1.1.2        Tamanho do elétron

1.1.3        Posição do elétron

1.1.4        Conservação da carga

 

 

O eletromagnetismo clássico estuda basicamente as interações entre objetos eletricamente carregados – suas cargas e correntes – em regime não-quântico. Estas cargas provêm dos prótons e elétrons dos materiais estudados, embora o eletromagnetismo também se manifeste em partículas eletricamente neutras, como nos nêutrons, existentes nos núcleos dos átomos, os quais não dispõem de cargas, mas possuem um campo magnético intrínseco devido ao seu “spin”. De fato, a carga elétrica é uma característica da matéria presente em várias partículas, como prótons, elétrons, múons e mésons π+ e π - e suas respectivas antipartículas. Nos átomos neutros, o núcleo com carga positiva e os elétrons, que possuem carga negativa, em quantidades iguais, tornam a maior parte da matéria em que temos contato no dia a dia, eletricamente neutra.

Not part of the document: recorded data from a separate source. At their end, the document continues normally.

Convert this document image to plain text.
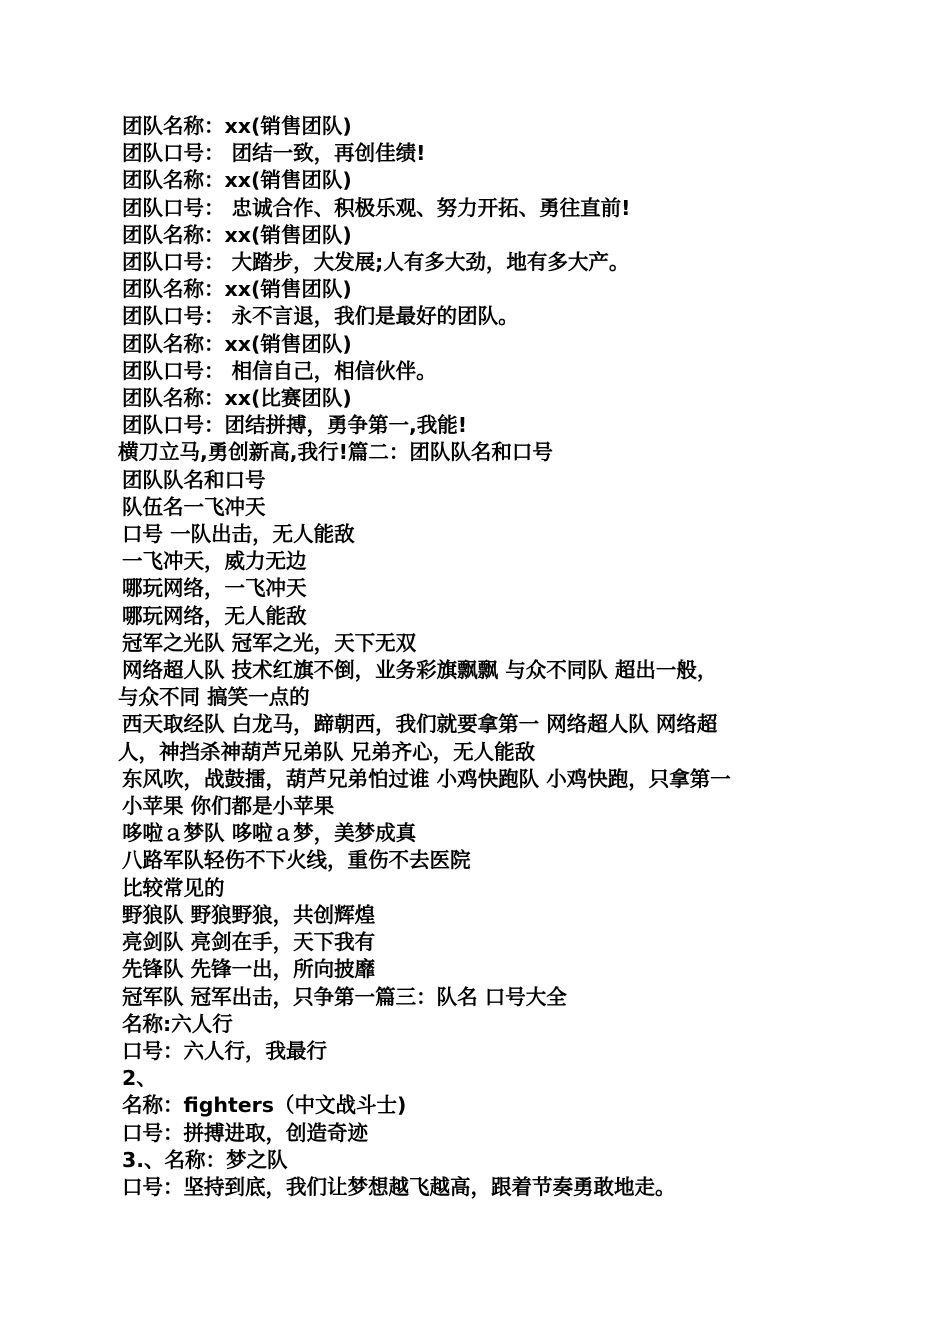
团队名称：xx(销售团队)
团队口号： 团结一致，再创佳绩!
团队名称：xx(销售团队)
团队口号： 忠诚合作、积极乐观、努力开拓、勇往直前!
团队名称：xx(销售团队)
团队口号： 大踏步，大发展;人有多大劲，地有多大产。
团队名称：xx(销售团队)
团队口号： 永不言退，我们是最好的团队。
团队名称：xx(销售团队)
团队口号： 相信自己，相信伙伴。
团队名称：xx(比赛团队)
团队口号：团结拼搏，勇争第一,我能!
横刀立马,勇创新高,我行!篇二：团队队名和口号
团队队名和口号
队伍名一飞冲天
口号 一队出击，无人能敌
一飞冲天，威力无边
哪玩网络，一飞冲天
哪玩网络，无人能敌
冠军之光队 冠军之光，天下无双
网络超人队 技术红旗不倒，业务彩旗飘飘 与众不同队 超出一般，
与众不同 搞笑一点的
西天取经队 白龙马，蹄朝西，我们就要拿第一 网络超人队 网络超
人，神挡杀神葫芦兄弟队 兄弟齐心，无人能敌
东风吹，战鼓擂，葫芦兄弟怕过谁 小鸡快跑队 小鸡快跑，只拿第一
小苹果 你们都是小苹果
哆啦ａ梦队 哆啦ａ梦，美梦成真
八路军队轻伤不下火线，重伤不去医院
比较常见的
野狼队 野狼野狼，共创辉煌
亮剑队 亮剑在手，天下我有
先锋队 先锋一出，所向披靡
冠军队 冠军出击，只争第一篇三：队名 口号大全
名称:六人行
口号：六人行，我最行
2、
名称：fighters（中文战斗士)
口号：拼搏进取，创造奇迹
3.、名称：梦之队
口号：坚持到底，我们让梦想越飞越高，跟着节奏勇敢地走。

Diferente da massa, a carga caracteriza-se por duas qualidades opostas, às quais definimos como positiva e negativa. Sabemos que as cargas de sinais contrários se atraem e que as de mesmo sinal se repelem e esta característica parece estar relacionada com propriedades de simetria da natureza[*]. Associar a carga dos prótons a valores positivos e dos elétrons a valores negativos é uma convenção. Poderia ser ao contrário. O primeiro a estabelecer esta distinção foi Charles François Fay em 1733, que observou que duas porções do mesmo material quando eletrizadas, por exemplo, por tecido, terminavam por repelir-se, mas o vidro atraía do âmbar eletrizado. O tipo de carga que Fay chamou de vítrea foi depois chamada por Benjamim Franklin de “positiva”, e a que chamou de “resinosa”, passou a ser “negativa”.

Franklin observou que a carga total se conserva e que, em sua interpretação (correta) do fenômeno, o que ocorria era a transferência de carga de um corpo para o outro. Atualmente, a neutralidade da carga em um átomo é estabelecida com uma precisão de 1 parte em 1021, aproximadamente.

Quando falamos de correntes e campos elétricos em engenharia, geralmente nos referimos a fenômenos criados pela presença de elétrons e de prótons. Vamos analisar as principais características das partículas carregadas, dedicando uma atenção especial aos elétrons, responsáveis pelo transporte de cargas nos materiais condutores.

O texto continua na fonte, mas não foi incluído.